С такой общероссийской точки зрения очень естественным выглядит принятое 25 сентября решение парламента Дагестана о расширении полномочий президента Муху Алиева
(на снимке). Теперь Муху Алиев совмещает пост президента с постом премьер-министра и сам формирует свое правительство, не спрашивая согласия депутатов. Это принципиальное нарушение существовавшего до сих пор правила распределения главных постов в республике по этническому признаку.
Муху Алиев, став президентом в начале 2006 года, пообещал бороться в Дагестане с клановостью и коррупцией. Он сделал ряд шагов в этом направлении, и вполне вероятно, что отказ от услуг премьер-министра продиктован этой же идеей. Но г-н Алиев, будучи сам плотью от плоти давно сложившейся дагестанской элиты, не может действовать быстро, и никто не смог бы на его месте. А вот лимит общественной надежды, отпущенный ему в 2006 году как "новенькому", тает, если судить по растущей активности боевиков. Сейчас Дагестан полон слухов о скорой замене министра внутренних дел -- аварец Адильгерей Магомедтагиров является одним из долгожителей северокавказского политического и силового олимпа. Но при всех возможных претензиях к качеству работы дагестанской милиции Адильгерей Магомедтагиров достаточно туго знает свое дело, и не факт, что его преемник сможет работать хотя бы так же, как он.
Ситуацию в Ингушетии ее бывший президент Руслан Аушев на днях вообще назвал «умеренной гражданской войной». Г-н Аушев, к слову, исключает, что Москва может прислушаться к голосу ингушской оппозиции и предложить ему вернуться на пост президента республики. Герой Советского Союза Руслан Аушев при всей разнице в возрасте и социальном опыте имеет много общего с чеченским "поколением героев": он принял республику, когда ее собственная экономика была на абсолютном нуле, потому что десятилетия до этого она существовала как садово-огородная окраина Чечено-Ингушетии, и в условиях войны (шла кровавая фаза осетино-ингушского конфликта).
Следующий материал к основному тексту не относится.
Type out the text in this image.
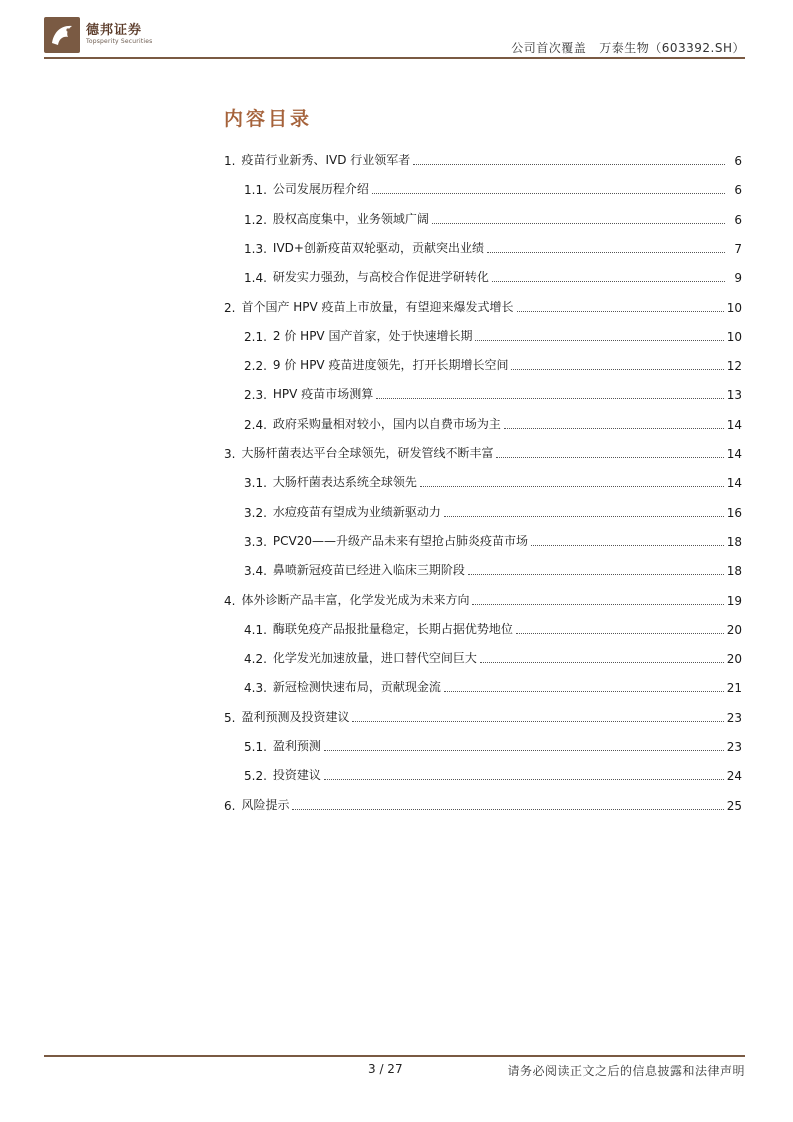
德邦证券
Topsperity Securities	公司首次覆盖 万泰生物（603392.SH）
内容目录
1. 疫苗行业新秀、IVD 行业领军者	6
1.1. 公司发展历程介绍	6
1.2. 股权高度集中，业务领域广阔	6
1.3. IVD+创新疫苗双轮驱动，贡献突出业绩	7
1.4. 研发实力强劲，与高校合作促进学研转化	9
2. 首个国产 HPV 疫苗上市放量，有望迎来爆发式增长	10
2.1. 2 价 HPV 国产首家，处于快速增长期	10
2.2. 9 价 HPV 疫苗进度领先，打开长期增长空间	12
2.3. HPV 疫苗市场测算	13
2.4. 政府采购量相对较小，国内以自费市场为主	14
3. 大肠杆菌表达平台全球领先，研发管线不断丰富	14
3.1. 大肠杆菌表达系统全球领先	14
3.2. 水痘疫苗有望成为业绩新驱动力	16
3.3. PCV20——升级产品未来有望抢占肺炎疫苗市场	18
3.4. 鼻喷新冠疫苗已经进入临床三期阶段	18
4. 体外诊断产品丰富，化学发光成为未来方向	19
4.1. 酶联免疫产品报批量稳定，长期占据优势地位	20
4.2. 化学发光加速放量，进口替代空间巨大	20
4.3. 新冠检测快速布局，贡献现金流	21
5. 盈利预测及投资建议	23
5.1. 盈利预测	23
5.2. 投资建议	24
6. 风险提示	25
3 / 27	请务必阅读正文之后的信息披露和法律声明
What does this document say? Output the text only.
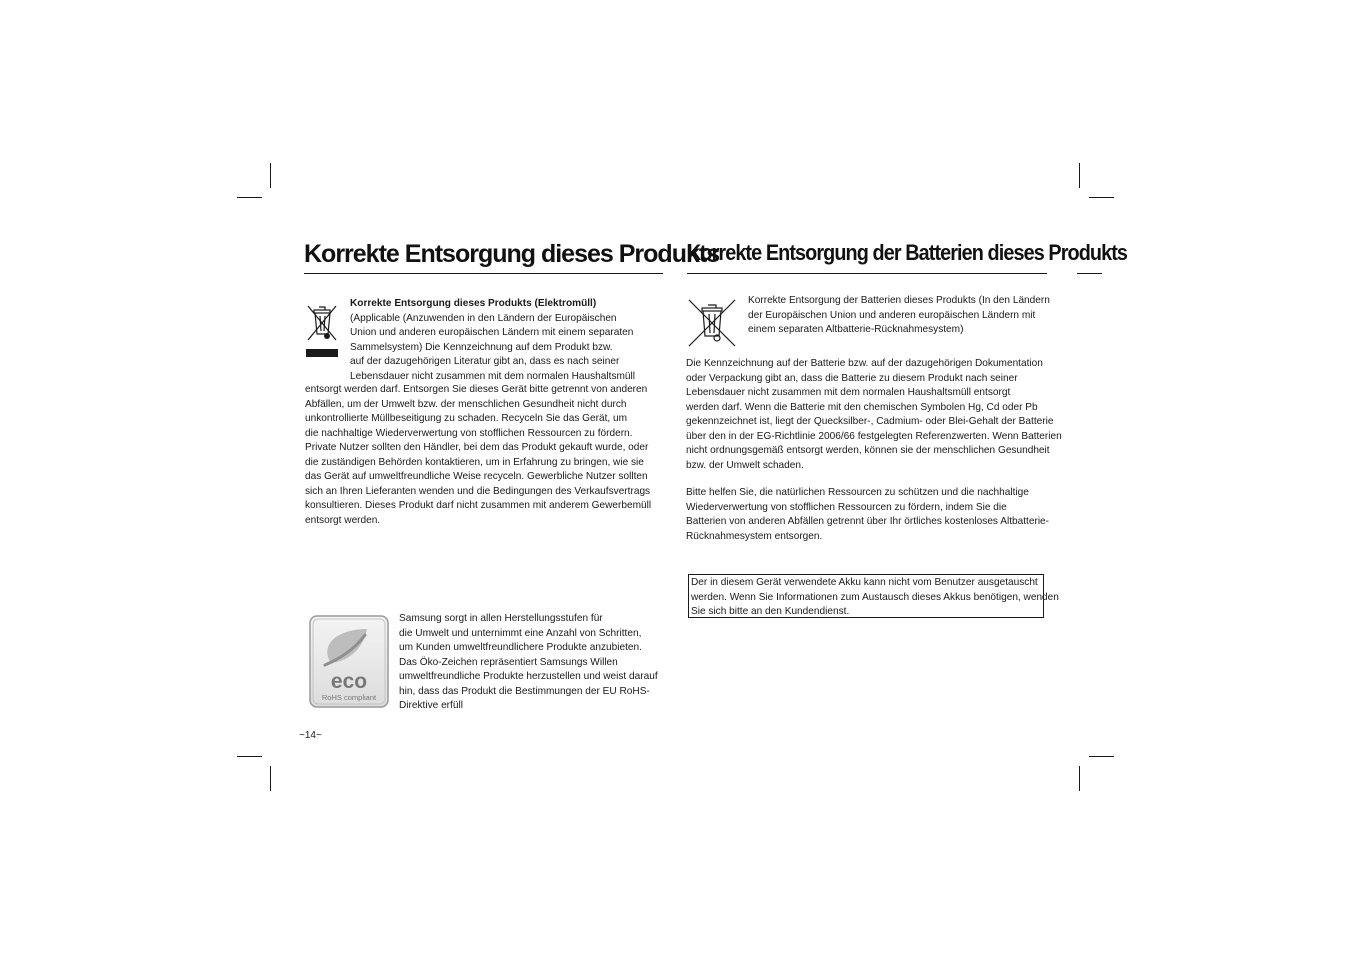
Korrekte Entsorgung dieses Produkts
Korrekte Entsorgung der Batterien dieses Produkts
Korrekte Entsorgung dieses Produkts (Elektromüll)
(Applicable (Anzuwenden in den Ländern der Europäischen
Union und anderen europäischen Ländern mit einem separaten
Sammelsystem) Die Kennzeichnung auf dem Produkt bzw.
auf der dazugehörigen Literatur gibt an, dass es nach seiner
Lebensdauer nicht zusammen mit dem normalen Haushaltsmüll
entsorgt werden darf. Entsorgen Sie dieses Gerät bitte getrennt von anderen
Abfällen, um der Umwelt bzw. der menschlichen Gesundheit nicht durch
unkontrollierte Müllbeseitigung zu schaden. Recyceln Sie das Gerät, um
die nachhaltige Wiederverwertung von stofflichen Ressourcen zu fördern.
Private Nutzer sollten den Händler, bei dem das Produkt gekauft wurde, oder
die zuständigen Behörden kontaktieren, um in Erfahrung zu bringen, wie sie
das Gerät auf umweltfreundliche Weise recyceln. Gewerbliche Nutzer sollten
sich an Ihren Lieferanten wenden und die Bedingungen des Verkaufsvertrags
konsultieren. Dieses Produkt darf nicht zusammen mit anderem Gewerbemüll
entsorgt werden.
eco
RoHS compliant
Samsung sorgt in allen Herstellungsstufen für
die Umwelt und unternimmt eine Anzahl von Schritten,
um Kunden umweltfreundlichere Produkte anzubieten.
Das Öko-Zeichen repräsentiert Samsungs Willen
umweltfreundliche Produkte herzustellen und weist darauf
hin, dass das Produkt die Bestimmungen der EU RoHS-
Direktive erfüll
~14~
Korrekte Entsorgung der Batterien dieses Produkts (In den Ländern
der Europäischen Union und anderen europäischen Ländern mit
einem separaten Altbatterie-Rücknahmesystem)
Die Kennzeichnung auf der Batterie bzw. auf der dazugehörigen Dokumentation
oder Verpackung gibt an, dass die Batterie zu diesem Produkt nach seiner
Lebensdauer nicht zusammen mit dem normalen Haushaltsmüll entsorgt
werden darf. Wenn die Batterie mit den chemischen Symbolen Hg, Cd oder Pb
gekennzeichnet ist, liegt der Quecksilber-, Cadmium- oder Blei-Gehalt der Batterie
über den in der EG-Richtlinie 2006/66 festgelegten Referenzwerten. Wenn Batterien
nicht ordnungsgemäß entsorgt werden, können sie der menschlichen Gesundheit
bzw. der Umwelt schaden.
Bitte helfen Sie, die natürlichen Ressourcen zu schützen und die nachhaltige
Wiederverwertung von stofflichen Ressourcen zu fördern, indem Sie die
Batterien von anderen Abfällen getrennt über Ihr örtliches kostenloses Altbatterie-
Rücknahmesystem entsorgen.
Der in diesem Gerät verwendete Akku kann nicht vom Benutzer ausgetauscht
werden. Wenn Sie Informationen zum Austausch dieses Akkus benötigen, wenden
Sie sich bitte an den Kundendienst.
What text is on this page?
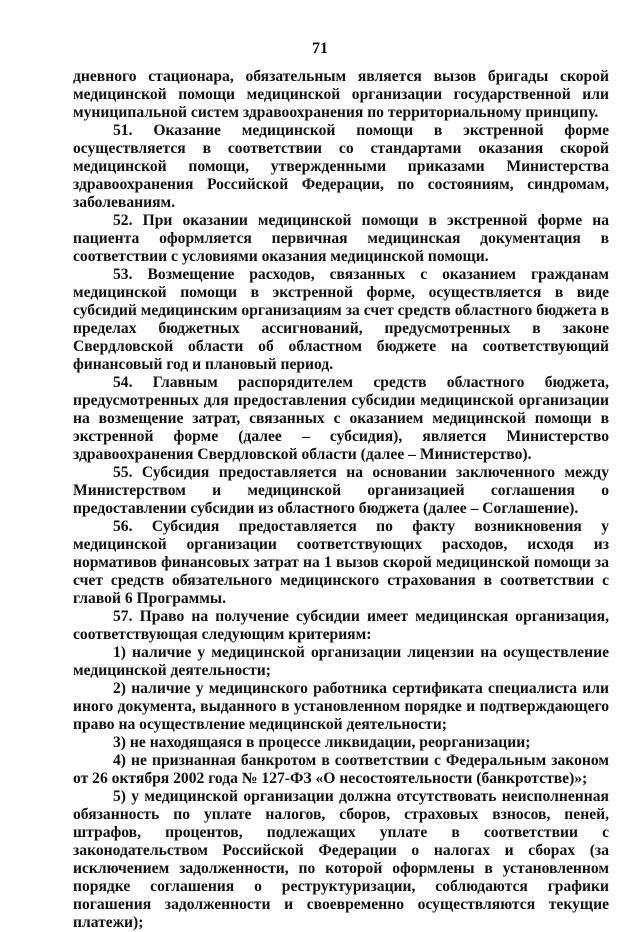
71

дневного стационара, обязательным является вызов бригады скорой медицинской помощи медицинской организации государственной или муниципальной систем здравоохранения по территориальному принципу.

51. Оказание медицинской помощи в экстренной форме осуществляется в соответствии со стандартами оказания скорой медицинской помощи, утвержденными приказами Министерства здравоохранения Российской Федерации, по состояниям, синдромам, заболеваниям.

52. При оказании медицинской помощи в экстренной форме на пациента оформляется первичная медицинская документация в соответствии с условиями оказания медицинской помощи.

53. Возмещение расходов, связанных с оказанием гражданам медицинской помощи в экстренной форме, осуществляется в виде субсидий медицинским организациям за счет средств областного бюджета в пределах бюджетных ассигнований, предусмотренных в законе Свердловской области об областном бюджете на соответствующий финансовый год и плановый период.

54. Главным распорядителем средств областного бюджета, предусмотренных для предоставления субсидии медицинской организации на возмещение затрат, связанных с оказанием медицинской помощи в экстренной форме (далее – субсидия), является Министерство здравоохранения Свердловской области (далее – Министерство).

55. Субсидия предоставляется на основании заключенного между Министерством и медицинской организацией соглашения о предоставлении субсидии из областного бюджета (далее – Соглашение).

56. Субсидия предоставляется по факту возникновения у медицинской организации соответствующих расходов, исходя из нормативов финансовых затрат на 1 вызов скорой медицинской помощи за счет средств обязательного медицинского страхования в соответствии с главой 6 Программы.

57. Право на получение субсидии имеет медицинская организация, соответствующая следующим критериям:

1) наличие у медицинской организации лицензии на осуществление медицинской деятельности;

2) наличие у медицинского работника сертификата специалиста или иного документа, выданного в установленном порядке и подтверждающего право на осуществление медицинской деятельности;

3) не находящаяся в процессе ликвидации, реорганизации;

4) не признанная банкротом в соответствии с Федеральным законом от 26 октября 2002 года № 127-ФЗ «О несостоятельности (банкротстве)»;

5) у медицинской организации должна отсутствовать неисполненная обязанность по уплате налогов, сборов, страховых взносов, пеней, штрафов, процентов, подлежащих уплате в соответствии с законодательством Российской Федерации о налогах и сборах (за исключением задолженности, по которой оформлены в установленном порядке соглашения о реструктуризации, соблюдаются графики погашения задолженности и своевременно осуществляются текущие платежи);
Нынешний спикер парламента Ингушетии Махмуд Сакалов сразу же ответил экс-президенту в том духе, что все ингушские проблемы начались как раз в эпоху Аушева. Но даже если и так, нынешнее руководство не проявляет способности с ними справиться. На днях ингушская общественность снова публично обратилась к российскому президенту -- на этот раз с призывом
проявить справедливость в отношении ингушей в ситуации вокруг Пригородного района. Потому что ингуши, по мнению авторов воззвания, это «более исконный российский народ, чем ставшие непонятно как и когда российским гражданами жители Южной Осетии и Абхазии». Не то чтобы под обращением снова были десятки тысяч подписей. Просто авторам, как и многим другим, непонятно отсутствие со стороны федерального центра какого бы то ни было внимания к ситуации в Ингушетии. А поскольку реальной гражданской оппозиции в этой республике нет, велик риск, что ее нишу и там займут радикальные исламисты.